A recent estimate puts the dent that rideshare companies have put in the San Francisco taxi industry at 65 percent and that just in the last fifteen months. Though there has been much lamenting about this, including this documentary short on the topic, taxi drivers haven't really known what to do besides give and become Uber or Lyft drivers themselves, if they didn't already own medallions or had the freedom to do so. As the Chron reports today, taxi drivers and cab companies have been quitting their whining and doing some constructive things to save what's left of their industry, lobbying Sacramento for greater regulation on ride-shares and convincing the MTA to lower operating fees on standard cabs.
Also, they're hoping for a crackdown on Uber/Lyft/Sidecar drivers using taxi-only lanes, and taxi stands, which are things that they pay for with their fees.
Three things the traditional taxi industry still doesn't have going for it, which account for why their numbers have been decimated by the more modern ride-share companies, still remain sticking points for consumers.
- 1) While traditional taxis are technically, legally, supposed to cover all neighborhoods (and the Chron piece mentions this as an important fact), we all know that they have not always done this. Denizens of the Richmond, Sunset, and Excelsior know all too well that cab drivers have passed them up in years past, and they're still bitter about it.

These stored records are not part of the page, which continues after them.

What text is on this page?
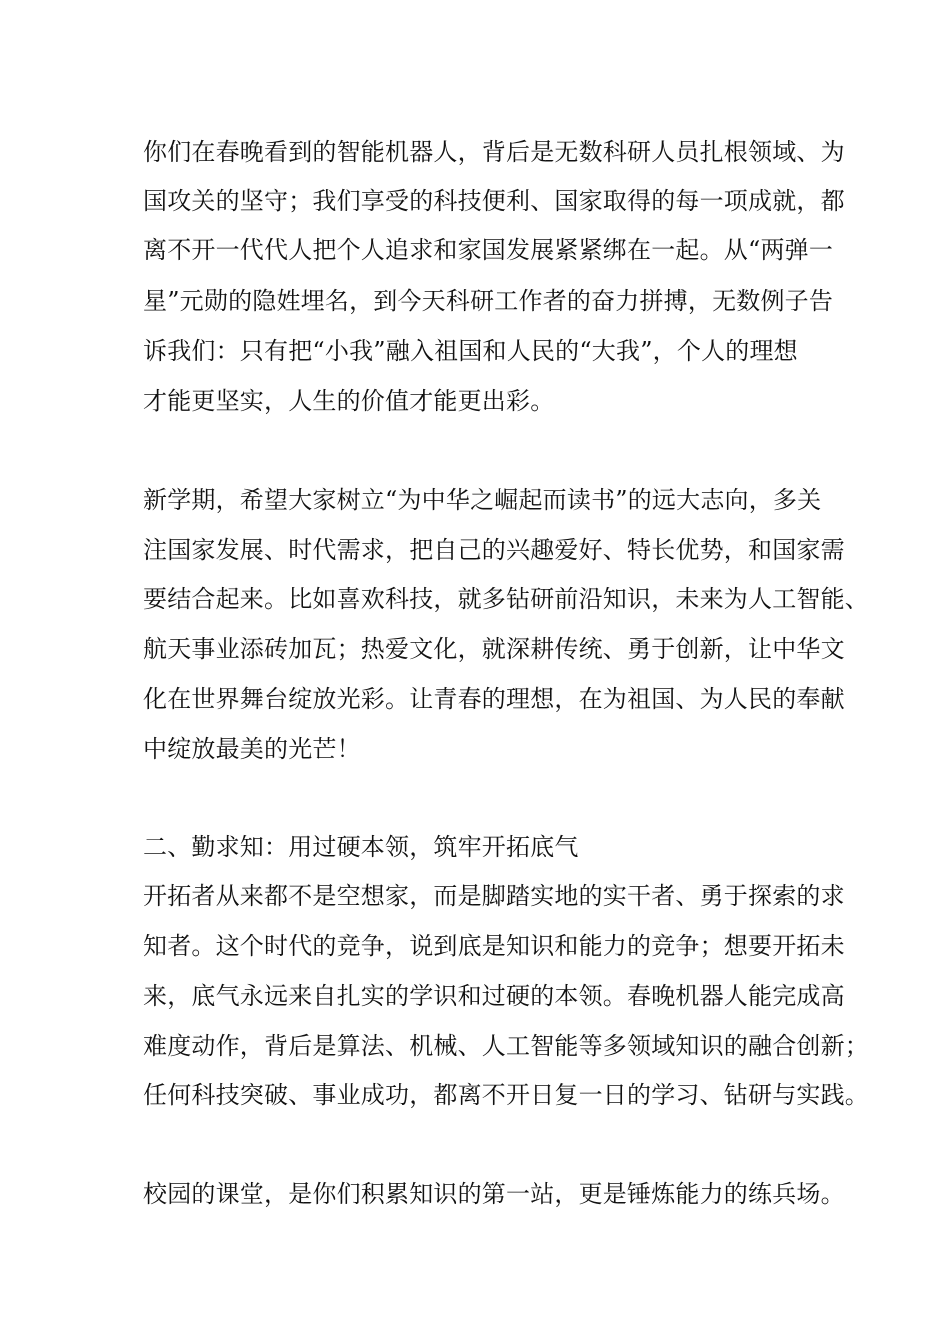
你们在春晚看到的智能机器人，背后是无数科研人员扎根领域、为
国攻关的坚守；我们享受的科技便利、国家取得的每一项成就，都
离不开一代代人把个人追求和家国发展紧紧绑在一起。从“两弹一
星”元勋的隐姓埋名，到今天科研工作者的奋力拼搏，无数例子告
诉我们：只有把“小我”融入祖国和人民的“大我”，个人的理想
才能更坚实，人生的价值才能更出彩。
新学期，希望大家树立“为中华之崛起而读书”的远大志向，多关
注国家发展、时代需求，把自己的兴趣爱好、特长优势，和国家需
要结合起来。比如喜欢科技，就多钻研前沿知识，未来为人工智能、
航天事业添砖加瓦；热爱文化，就深耕传统、勇于创新，让中华文
化在世界舞台绽放光彩。让青春的理想，在为祖国、为人民的奉献
中绽放最美的光芒！
二、勤求知：用过硬本领，筑牢开拓底气
开拓者从来都不是空想家，而是脚踏实地的实干者、勇于探索的求
知者。这个时代的竞争，说到底是知识和能力的竞争；想要开拓未
来，底气永远来自扎实的学识和过硬的本领。春晚机器人能完成高
难度动作，背后是算法、机械、人工智能等多领域知识的融合创新；
任何科技突破、事业成功，都离不开日复一日的学习、钻研与实践。
校园的课堂，是你们积累知识的第一站，更是锤炼能力的练兵场。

- 2) Everyone hates cash. The ease of hailing and payment that comes from the Uber and Lyft apps has now spoiled many of us to the point that fumbling for our wallets feels downright third-world. Not to mention the fact that traditional taxis are supposed to accept credit cards but you will still find drivers who get grumpy about this or, worse, lie and tell you their credit-card machines are broken. The local taxi companies are catching on with the apps, only WAY too slowly. Per the Chron: "About 80 percent of the city’s cabs use the Flywheel app, while 60 percent use the Curb app," which both allow you to hail cabs and pay by a pre-stored credit card. But once you've found out how cheap UberX is by comparison, why would you use them?*
- 3) Cabs smell. The ride-share apps, particularly Uber, offer a sense of luxury and ease that the traditional taxi industry is going to have an impossibly tough time competing with.
Add to this the overall, notorious crankiness and unreliability of S.F. taxi drivers, and you had a perfect storm of ill will that led to the rise of ride-sharing and to a general "you deserve this" attitude among the citizenry as we watch the taxi industry go down in flames.
This is not to say that we at SFist have no sympathy for the men and women who are seeing their livelihoods affected by this sea change, because we do. But some sour-grapes, eleventh-hour negotiations and piecemeal modernization efforts are going to do very little to save the taxi industry from itself.
The Chronicle, however, will keep having their back.
*This post has been corrected to show that you can pay by credit card through Flywheel and Curb, and that the taxi industry was not involved in legislation pertaining to insurance requirements for non-limo rideshare drivers.